ServerRecords

Help & Troubleshooting

MTA-STS

What this is

MTA-STS lets a domain require that inbound mail be delivered only over authenticated TLS to its listed MX hosts. It combines a DNS record (_mta-sts) with a policy file served at https://mta-sts.yourdomain.com/.well-known/mta-sts.txt.

How to read your result

A healthy setup shows both the DNS record and a fetchable policy file, with mode: enforce for real protection (testing only reports). Check the policy's mx: entries actually match your MX hostnames.

Common problems and how to fix them

DNS record exists but the policy file is unreachable

How it shows up: Senders cannot fetch the policy, so MTA-STS silently provides nothing; the check reports the fetch failure.
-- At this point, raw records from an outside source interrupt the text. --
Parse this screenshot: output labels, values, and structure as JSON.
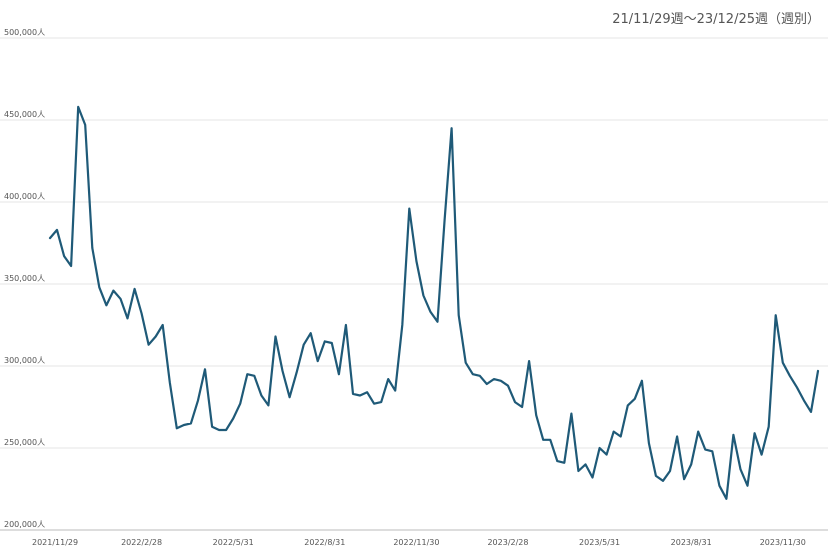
{
  "header": {
    "range_label": "21/11/29週〜23/12/25週（週別）"
  },
  "chart_data": {
    "type": "line",
    "title": "",
    "xlabel": "",
    "ylabel": "",
    "ylim": [
      200000,
      500000
    ],
    "y_ticks": [
      {
        "value": 200000,
        "label": "200,000人"
      },
      {
        "value": 250000,
        "label": "250,000人"
      },
      {
        "value": 300000,
        "label": "300,000人"
      },
      {
        "value": 350000,
        "label": "350,000人"
      },
      {
        "value": 400000,
        "label": "400,000人"
      },
      {
        "value": 450000,
        "label": "450,000人"
      },
      {
        "value": 500000,
        "label": "500,000人"
      }
    ],
    "x_ticks": [
      {
        "index": 0,
        "label": "2021/11/29"
      },
      {
        "index": 13,
        "label": "2022/2/28"
      },
      {
        "index": 26,
        "label": "2022/5/31"
      },
      {
        "index": 39,
        "label": "2022/8/31"
      },
      {
        "index": 52,
        "label": "2022/11/30"
      },
      {
        "index": 65,
        "label": "2023/2/28"
      },
      {
        "index": 78,
        "label": "2023/5/31"
      },
      {
        "index": 91,
        "label": "2023/8/31"
      },
      {
        "index": 104,
        "label": "2023/11/30"
      }
    ],
    "grid": true,
    "color": "#1f5a78",
    "series": [
      {
        "name": "",
        "values": [
          378000,
          383000,
          367000,
          361000,
          458000,
          447000,
          372000,
          348000,
          337000,
          346000,
          341000,
          329000,
          347000,
          332000,
          313000,
          318000,
          325000,
          290000,
          262000,
          264000,
          265000,
          279000,
          298000,
          263000,
          261000,
          261000,
          268000,
          277000,
          295000,
          294000,
          282000,
          276000,
          318000,
          297000,
          281000,
          296000,
          313000,
          320000,
          303000,
          315000,
          314000,
          295000,
          325000,
          283000,
          282000,
          284000,
          277000,
          278000,
          292000,
          285000,
          325000,
          396000,
          364000,
          343000,
          333000,
          327000,
          389000,
          445000,
          331000,
          302000,
          295000,
          294000,
          289000,
          292000,
          291000,
          288000,
          278000,
          275000,
          303000,
          270000,
          255000,
          255000,
          242000,
          241000,
          271000,
          236000,
          240000,
          232000,
          250000,
          246000,
          260000,
          257000,
          276000,
          280000,
          291000,
          253000,
          233000,
          230000,
          236000,
          257000,
          231000,
          240000,
          260000,
          249000,
          248000,
          227000,
          219000,
          258000,
          237000,
          227000,
          259000,
          246000,
          263000,
          331000,
          302000,
          294000,
          287000,
          279000,
          272000,
          297000
        ]
      }
    ]
  }
}
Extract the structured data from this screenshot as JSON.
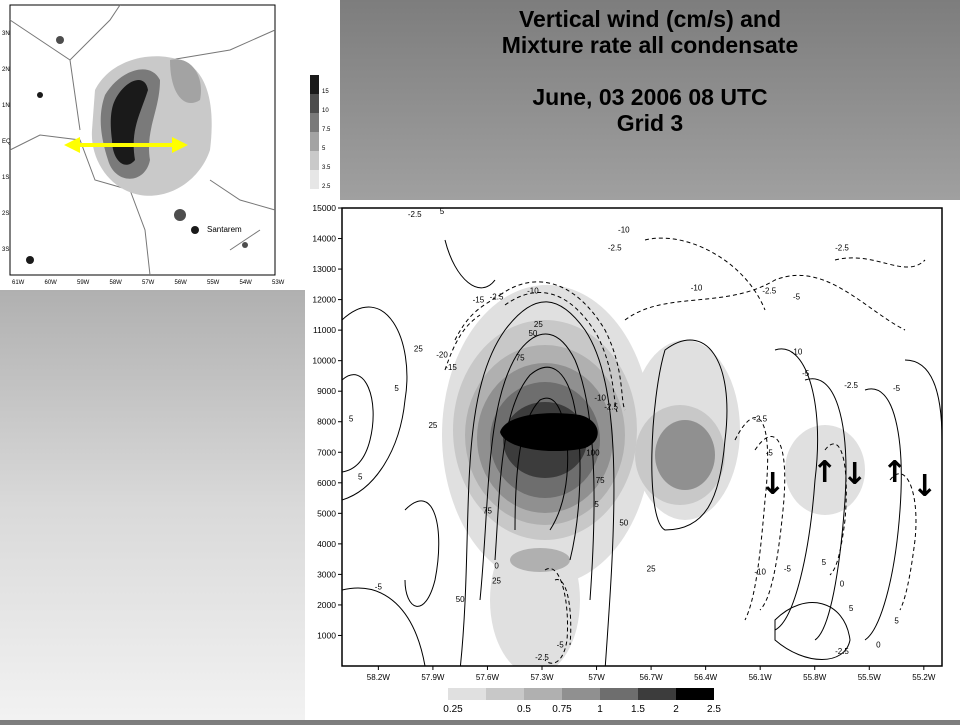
{
  "title": {
    "line1": "Vertical wind (cm/s) and",
    "line2": "Mixture rate all condensate",
    "line3": "June, 03 2006 08 UTC",
    "line4": "Grid 3"
  },
  "map": {
    "city_label": "Santarem",
    "x_ticks": [
      "61W",
      "60W",
      "59W",
      "58W",
      "57W",
      "56W",
      "55W",
      "54W",
      "53W"
    ],
    "y_ticks": [
      "3N",
      "2N",
      "1N",
      "EQ",
      "1S",
      "2S",
      "3S"
    ],
    "legend_values": [
      "15",
      "10",
      "7.5",
      "5",
      "3.5",
      "2.5"
    ],
    "legend_colors": [
      "#1a1a1a",
      "#4d4d4d",
      "#7a7a7a",
      "#a3a3a3",
      "#c9c9c9",
      "#e6e6e6"
    ],
    "cross_section_color": "#ffff00"
  },
  "chart_data": {
    "type": "contour",
    "x_ticks": [
      "58.2W",
      "57.9W",
      "57.6W",
      "57.3W",
      "57W",
      "56.7W",
      "56.4W",
      "56.1W",
      "55.8W",
      "55.5W",
      "55.2W"
    ],
    "y_ticks": [
      1000,
      2000,
      3000,
      4000,
      5000,
      6000,
      7000,
      8000,
      9000,
      10000,
      11000,
      12000,
      13000,
      14000,
      15000
    ],
    "xlim": [
      "58.4W",
      "55.1W"
    ],
    "ylim": [
      0,
      15000
    ],
    "shading_legend": {
      "values": [
        "0.25",
        "0.5",
        "0.75",
        "1",
        "1.5",
        "2",
        "2.5"
      ],
      "colors": [
        "#e0e0e0",
        "#c8c8c8",
        "#b0b0b0",
        "#909090",
        "#6e6e6e",
        "#3c3c3c",
        "#000000"
      ]
    },
    "contour_labels": [
      {
        "text": "-2.5",
        "x": -58.0,
        "y": 14700
      },
      {
        "text": "5",
        "x": -57.85,
        "y": 14800
      },
      {
        "text": "-2.5",
        "x": -57.55,
        "y": 12000
      },
      {
        "text": "-10",
        "x": -57.35,
        "y": 12200
      },
      {
        "text": "-15",
        "x": -57.65,
        "y": 11900
      },
      {
        "text": "25",
        "x": -57.32,
        "y": 11100
      },
      {
        "text": "50",
        "x": -57.35,
        "y": 10800
      },
      {
        "text": "-20",
        "x": -57.85,
        "y": 10100
      },
      {
        "text": "-15",
        "x": -57.8,
        "y": 9700
      },
      {
        "text": "75",
        "x": -57.42,
        "y": 10000
      },
      {
        "text": "-10",
        "x": -56.98,
        "y": 8700
      },
      {
        "text": "-2.5",
        "x": -56.92,
        "y": 8400
      },
      {
        "text": "100",
        "x": -57.02,
        "y": 6900
      },
      {
        "text": "75",
        "x": -56.98,
        "y": 6000
      },
      {
        "text": "75",
        "x": -57.6,
        "y": 5000
      },
      {
        "text": "50",
        "x": -56.85,
        "y": 4600
      },
      {
        "text": "25",
        "x": -56.7,
        "y": 3100
      },
      {
        "text": "0",
        "x": -57.55,
        "y": 3200
      },
      {
        "text": "25",
        "x": -57.55,
        "y": 2700
      },
      {
        "text": "50",
        "x": -57.75,
        "y": 2100
      },
      {
        "text": "-5",
        "x": -57.2,
        "y": 600
      },
      {
        "text": "-2.5",
        "x": -57.3,
        "y": 200
      },
      {
        "text": "-10",
        "x": -56.85,
        "y": 14200
      },
      {
        "text": "-2.5",
        "x": -56.9,
        "y": 13600
      },
      {
        "text": "-10",
        "x": -56.45,
        "y": 12300
      },
      {
        "text": "-2.5",
        "x": -56.05,
        "y": 12200
      },
      {
        "text": "-5",
        "x": -55.9,
        "y": 12000
      },
      {
        "text": "-2.5",
        "x": -55.65,
        "y": 13600
      },
      {
        "text": "-10",
        "x": -55.9,
        "y": 10200
      },
      {
        "text": "-5",
        "x": -55.85,
        "y": 9500
      },
      {
        "text": "-2.5",
        "x": -55.6,
        "y": 9100
      },
      {
        "text": "-5",
        "x": -55.35,
        "y": 9000
      },
      {
        "text": "-2.5",
        "x": -56.1,
        "y": 8000
      },
      {
        "text": "-5",
        "x": -56.05,
        "y": 6900
      },
      {
        "text": "-10",
        "x": -56.1,
        "y": 3000
      },
      {
        "text": "-5",
        "x": -55.95,
        "y": 3100
      },
      {
        "text": "5",
        "x": -55.75,
        "y": 3300
      },
      {
        "text": "5",
        "x": -55.6,
        "y": 1800
      },
      {
        "text": "0",
        "x": -55.65,
        "y": 2600
      },
      {
        "text": "-2.5",
        "x": -55.65,
        "y": 400
      },
      {
        "text": "0",
        "x": -55.45,
        "y": 600
      },
      {
        "text": "5",
        "x": -55.35,
        "y": 1400
      },
      {
        "text": "5",
        "x": -58.35,
        "y": 8000
      },
      {
        "text": "5",
        "x": -58.3,
        "y": 6100
      },
      {
        "text": "5",
        "x": -58.1,
        "y": 9000
      },
      {
        "text": "25",
        "x": -57.98,
        "y": 10300
      },
      {
        "text": "25",
        "x": -57.9,
        "y": 7800
      },
      {
        "text": "-5",
        "x": -58.2,
        "y": 2500
      },
      {
        "text": "5",
        "x": -57.0,
        "y": 5200
      }
    ],
    "arrows": [
      {
        "direction": "down",
        "label": "down-arrow"
      },
      {
        "direction": "up",
        "label": "up-arrow"
      },
      {
        "direction": "down",
        "label": "down-arrow"
      },
      {
        "direction": "up",
        "label": "up-arrow"
      },
      {
        "direction": "down",
        "label": "down-arrow"
      }
    ],
    "arrow_glyphs": {
      "up": "↑",
      "down": "↓"
    }
  }
}
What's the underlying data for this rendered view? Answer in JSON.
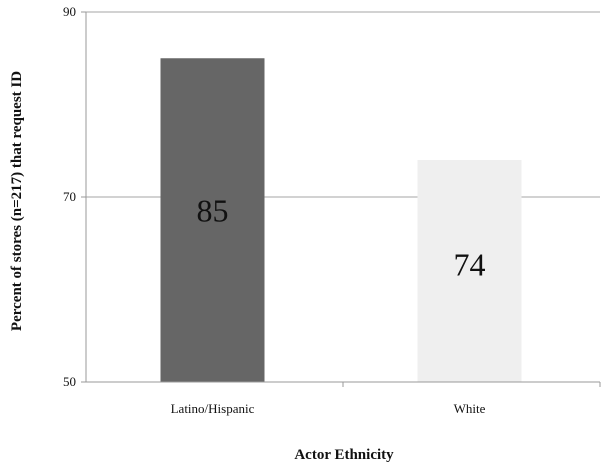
{
  "chart_data": {
    "type": "bar",
    "categories": [
      "Latino/Hispanic",
      "White"
    ],
    "values": [
      85,
      74
    ],
    "data_labels": [
      "85",
      "74"
    ],
    "xlabel": "Actor Ethnicity",
    "ylabel": "Percent of stores (n=217) that request ID",
    "ylim": [
      50,
      90
    ],
    "yticks": [
      "50",
      "70",
      "90"
    ],
    "grid": true,
    "legend": "none",
    "colors": [
      "#666666",
      "#efefef"
    ]
  }
}
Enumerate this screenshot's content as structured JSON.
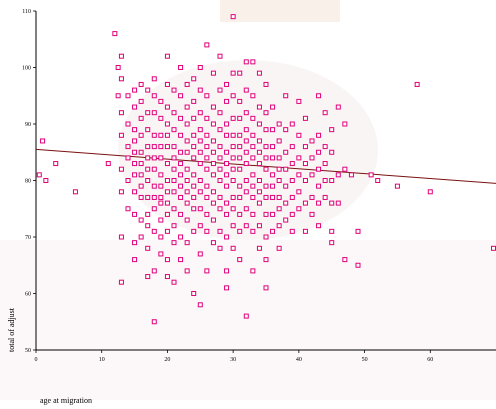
{
  "chart_data": {
    "type": "scatter",
    "title": "",
    "xlabel": "age at migration",
    "ylabel": "total of adjust",
    "xlim": [
      0,
      70
    ],
    "ylim": [
      50,
      110
    ],
    "xticks": [
      0,
      10,
      20,
      30,
      40,
      50,
      60
    ],
    "yticks": [
      50,
      60,
      70,
      80,
      90,
      100,
      110
    ],
    "grid": false,
    "colors": {
      "points": "#e0007a",
      "fit_line": "#7a1010",
      "watermark": "#f3e3e6"
    },
    "fit_line": {
      "x": [
        0,
        70
      ],
      "y": [
        85.5,
        79.5
      ]
    },
    "points": [
      [
        0.5,
        81
      ],
      [
        1,
        87
      ],
      [
        1.5,
        80
      ],
      [
        3,
        83
      ],
      [
        6,
        78
      ],
      [
        11,
        83
      ],
      [
        12,
        106
      ],
      [
        12.5,
        100
      ],
      [
        12.5,
        95
      ],
      [
        13,
        102
      ],
      [
        13,
        98
      ],
      [
        13,
        92
      ],
      [
        13,
        88
      ],
      [
        13,
        82
      ],
      [
        13,
        78
      ],
      [
        13,
        70
      ],
      [
        13,
        62
      ],
      [
        14,
        95
      ],
      [
        14,
        90
      ],
      [
        14,
        86
      ],
      [
        14,
        84
      ],
      [
        14,
        80
      ],
      [
        14,
        75
      ],
      [
        15,
        96
      ],
      [
        15,
        93
      ],
      [
        15,
        89
      ],
      [
        15,
        87
      ],
      [
        15,
        85
      ],
      [
        15,
        83
      ],
      [
        15,
        81
      ],
      [
        15,
        78
      ],
      [
        15,
        74
      ],
      [
        15,
        69
      ],
      [
        15,
        66
      ],
      [
        16,
        97
      ],
      [
        16,
        94
      ],
      [
        16,
        91
      ],
      [
        16,
        88
      ],
      [
        16,
        85
      ],
      [
        16,
        83
      ],
      [
        16,
        81
      ],
      [
        16,
        79
      ],
      [
        16,
        77
      ],
      [
        16,
        73
      ],
      [
        16,
        70
      ],
      [
        17,
        96
      ],
      [
        17,
        92
      ],
      [
        17,
        89
      ],
      [
        17,
        86
      ],
      [
        17,
        84
      ],
      [
        17,
        82
      ],
      [
        17,
        80
      ],
      [
        17,
        77
      ],
      [
        17,
        74
      ],
      [
        17,
        72
      ],
      [
        17,
        68
      ],
      [
        17,
        63
      ],
      [
        18,
        98
      ],
      [
        18,
        95
      ],
      [
        18,
        92
      ],
      [
        18,
        88
      ],
      [
        18,
        86
      ],
      [
        18,
        84
      ],
      [
        18,
        82
      ],
      [
        18,
        79
      ],
      [
        18,
        77
      ],
      [
        18,
        75
      ],
      [
        18,
        71
      ],
      [
        18,
        64
      ],
      [
        18,
        55
      ],
      [
        19,
        94
      ],
      [
        19,
        91
      ],
      [
        19,
        88
      ],
      [
        19,
        86
      ],
      [
        19,
        84
      ],
      [
        19,
        81
      ],
      [
        19,
        79
      ],
      [
        19,
        77
      ],
      [
        19,
        76
      ],
      [
        19,
        73
      ],
      [
        19,
        70
      ],
      [
        19,
        67
      ],
      [
        20,
        102
      ],
      [
        20,
        97
      ],
      [
        20,
        93
      ],
      [
        20,
        90
      ],
      [
        20,
        88
      ],
      [
        20,
        86
      ],
      [
        20,
        83
      ],
      [
        20,
        80
      ],
      [
        20,
        78
      ],
      [
        20,
        76
      ],
      [
        20,
        74
      ],
      [
        20,
        71
      ],
      [
        20,
        66
      ],
      [
        20,
        63
      ],
      [
        21,
        96
      ],
      [
        21,
        92
      ],
      [
        21,
        89
      ],
      [
        21,
        86
      ],
      [
        21,
        84
      ],
      [
        21,
        82
      ],
      [
        21,
        80
      ],
      [
        21,
        78
      ],
      [
        21,
        75
      ],
      [
        21,
        72
      ],
      [
        21,
        69
      ],
      [
        21,
        62
      ],
      [
        22,
        100
      ],
      [
        22,
        95
      ],
      [
        22,
        91
      ],
      [
        22,
        88
      ],
      [
        22,
        85
      ],
      [
        22,
        83
      ],
      [
        22,
        81
      ],
      [
        22,
        79
      ],
      [
        22,
        77
      ],
      [
        22,
        74
      ],
      [
        22,
        70
      ],
      [
        22,
        66
      ],
      [
        23,
        97
      ],
      [
        23,
        93
      ],
      [
        23,
        90
      ],
      [
        23,
        87
      ],
      [
        23,
        85
      ],
      [
        23,
        82
      ],
      [
        23,
        80
      ],
      [
        23,
        78
      ],
      [
        23,
        76
      ],
      [
        23,
        73
      ],
      [
        23,
        69
      ],
      [
        23,
        64
      ],
      [
        24,
        98
      ],
      [
        24,
        94
      ],
      [
        24,
        91
      ],
      [
        24,
        88
      ],
      [
        24,
        86
      ],
      [
        24,
        84
      ],
      [
        24,
        81
      ],
      [
        24,
        79
      ],
      [
        24,
        77
      ],
      [
        24,
        75
      ],
      [
        24,
        71
      ],
      [
        24,
        60
      ],
      [
        25,
        100
      ],
      [
        25,
        96
      ],
      [
        25,
        92
      ],
      [
        25,
        89
      ],
      [
        25,
        87
      ],
      [
        25,
        85
      ],
      [
        25,
        83
      ],
      [
        25,
        80
      ],
      [
        25,
        78
      ],
      [
        25,
        75
      ],
      [
        25,
        72
      ],
      [
        25,
        67
      ],
      [
        25,
        58
      ],
      [
        26,
        104
      ],
      [
        26,
        95
      ],
      [
        26,
        91
      ],
      [
        26,
        88
      ],
      [
        26,
        86
      ],
      [
        26,
        84
      ],
      [
        26,
        82
      ],
      [
        26,
        79
      ],
      [
        26,
        77
      ],
      [
        26,
        74
      ],
      [
        26,
        71
      ],
      [
        26,
        64
      ],
      [
        27,
        99
      ],
      [
        27,
        93
      ],
      [
        27,
        90
      ],
      [
        27,
        87
      ],
      [
        27,
        85
      ],
      [
        27,
        83
      ],
      [
        27,
        81
      ],
      [
        27,
        78
      ],
      [
        27,
        76
      ],
      [
        27,
        73
      ],
      [
        27,
        69
      ],
      [
        28,
        102
      ],
      [
        28,
        96
      ],
      [
        28,
        92
      ],
      [
        28,
        89
      ],
      [
        28,
        86
      ],
      [
        28,
        84
      ],
      [
        28,
        82
      ],
      [
        28,
        80
      ],
      [
        28,
        77
      ],
      [
        28,
        75
      ],
      [
        28,
        71
      ],
      [
        28,
        68
      ],
      [
        29,
        97
      ],
      [
        29,
        94
      ],
      [
        29,
        90
      ],
      [
        29,
        88
      ],
      [
        29,
        85
      ],
      [
        29,
        83
      ],
      [
        29,
        81
      ],
      [
        29,
        79
      ],
      [
        29,
        76
      ],
      [
        29,
        74
      ],
      [
        29,
        70
      ],
      [
        29,
        64
      ],
      [
        29,
        61
      ],
      [
        30,
        109
      ],
      [
        30,
        99
      ],
      [
        30,
        95
      ],
      [
        30,
        91
      ],
      [
        30,
        88
      ],
      [
        30,
        86
      ],
      [
        30,
        84
      ],
      [
        30,
        82
      ],
      [
        30,
        80
      ],
      [
        30,
        77
      ],
      [
        30,
        75
      ],
      [
        30,
        72
      ],
      [
        30,
        68
      ],
      [
        31,
        99
      ],
      [
        31,
        94
      ],
      [
        31,
        91
      ],
      [
        31,
        88
      ],
      [
        31,
        86
      ],
      [
        31,
        84
      ],
      [
        31,
        82
      ],
      [
        31,
        79
      ],
      [
        31,
        77
      ],
      [
        31,
        74
      ],
      [
        31,
        71
      ],
      [
        31,
        66
      ],
      [
        32,
        101
      ],
      [
        32,
        96
      ],
      [
        32,
        92
      ],
      [
        32,
        89
      ],
      [
        32,
        87
      ],
      [
        32,
        85
      ],
      [
        32,
        83
      ],
      [
        32,
        80
      ],
      [
        32,
        78
      ],
      [
        32,
        75
      ],
      [
        32,
        72
      ],
      [
        32,
        56
      ],
      [
        33,
        101
      ],
      [
        33,
        95
      ],
      [
        33,
        91
      ],
      [
        33,
        88
      ],
      [
        33,
        86
      ],
      [
        33,
        84
      ],
      [
        33,
        81
      ],
      [
        33,
        79
      ],
      [
        33,
        77
      ],
      [
        33,
        74
      ],
      [
        33,
        71
      ],
      [
        33,
        64
      ],
      [
        34,
        99
      ],
      [
        34,
        93
      ],
      [
        34,
        90
      ],
      [
        34,
        87
      ],
      [
        34,
        85
      ],
      [
        34,
        83
      ],
      [
        34,
        80
      ],
      [
        34,
        78
      ],
      [
        34,
        76
      ],
      [
        34,
        72
      ],
      [
        34,
        68
      ],
      [
        35,
        97
      ],
      [
        35,
        92
      ],
      [
        35,
        89
      ],
      [
        35,
        86
      ],
      [
        35,
        84
      ],
      [
        35,
        82
      ],
      [
        35,
        79
      ],
      [
        35,
        77
      ],
      [
        35,
        74
      ],
      [
        35,
        70
      ],
      [
        35,
        66
      ],
      [
        35,
        61
      ],
      [
        36,
        93
      ],
      [
        36,
        89
      ],
      [
        36,
        86
      ],
      [
        36,
        84
      ],
      [
        36,
        81
      ],
      [
        36,
        79
      ],
      [
        36,
        77
      ],
      [
        36,
        74
      ],
      [
        36,
        71
      ],
      [
        37,
        90
      ],
      [
        37,
        87
      ],
      [
        37,
        84
      ],
      [
        37,
        82
      ],
      [
        37,
        80
      ],
      [
        37,
        77
      ],
      [
        37,
        75
      ],
      [
        37,
        72
      ],
      [
        37,
        68
      ],
      [
        38,
        95
      ],
      [
        38,
        89
      ],
      [
        38,
        85
      ],
      [
        38,
        82
      ],
      [
        38,
        79
      ],
      [
        38,
        76
      ],
      [
        38,
        73
      ],
      [
        39,
        90
      ],
      [
        39,
        86
      ],
      [
        39,
        83
      ],
      [
        39,
        80
      ],
      [
        39,
        77
      ],
      [
        39,
        74
      ],
      [
        39,
        71
      ],
      [
        40,
        94
      ],
      [
        40,
        88
      ],
      [
        40,
        84
      ],
      [
        40,
        81
      ],
      [
        40,
        78
      ],
      [
        40,
        75
      ],
      [
        41,
        91
      ],
      [
        41,
        86
      ],
      [
        41,
        83
      ],
      [
        41,
        80
      ],
      [
        41,
        76
      ],
      [
        41,
        71
      ],
      [
        42,
        87
      ],
      [
        42,
        84
      ],
      [
        42,
        81
      ],
      [
        42,
        77
      ],
      [
        42,
        74
      ],
      [
        43,
        95
      ],
      [
        43,
        88
      ],
      [
        43,
        85
      ],
      [
        43,
        82
      ],
      [
        43,
        79
      ],
      [
        43,
        76
      ],
      [
        43,
        72
      ],
      [
        44,
        92
      ],
      [
        44,
        86
      ],
      [
        44,
        83
      ],
      [
        44,
        80
      ],
      [
        44,
        77
      ],
      [
        45,
        89
      ],
      [
        45,
        85
      ],
      [
        45,
        80
      ],
      [
        45,
        76
      ],
      [
        45,
        71
      ],
      [
        45,
        69
      ],
      [
        46,
        93
      ],
      [
        46,
        81
      ],
      [
        46,
        76
      ],
      [
        47,
        90
      ],
      [
        47,
        82
      ],
      [
        47,
        66
      ],
      [
        48,
        81
      ],
      [
        49,
        65
      ],
      [
        49,
        71
      ],
      [
        51,
        81
      ],
      [
        52,
        80
      ],
      [
        55,
        79
      ],
      [
        58,
        97
      ],
      [
        60,
        78
      ],
      [
        70,
        68
      ]
    ]
  }
}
How to fix it: Serve the file at exactly https://mta-sts.yourdomain.com/.well-known/mta-sts.txt with a valid certificate for the mta-sts subdomain. A tiny static site or a CDN worker is enough — but it must stay up.

Policy mx entries do not match the real MX records

How it shows up: In enforce mode, legitimate mail from strict senders starts getting refused after an MX change.

How to fix it: Update the policy file whenever MX records change (and bump the id= in the DNS record so caches refresh). Automate this pairing if MX changes are at all frequent.

Stuck in testing mode forever

How it shows up: TLSRPT reports arrive but downgrade attacks would still succeed — testing mode never blocks anything.

How to fix it: After a clean period in testing (watch your TLSRPT reports), switch mode: to enforce and bump the id=.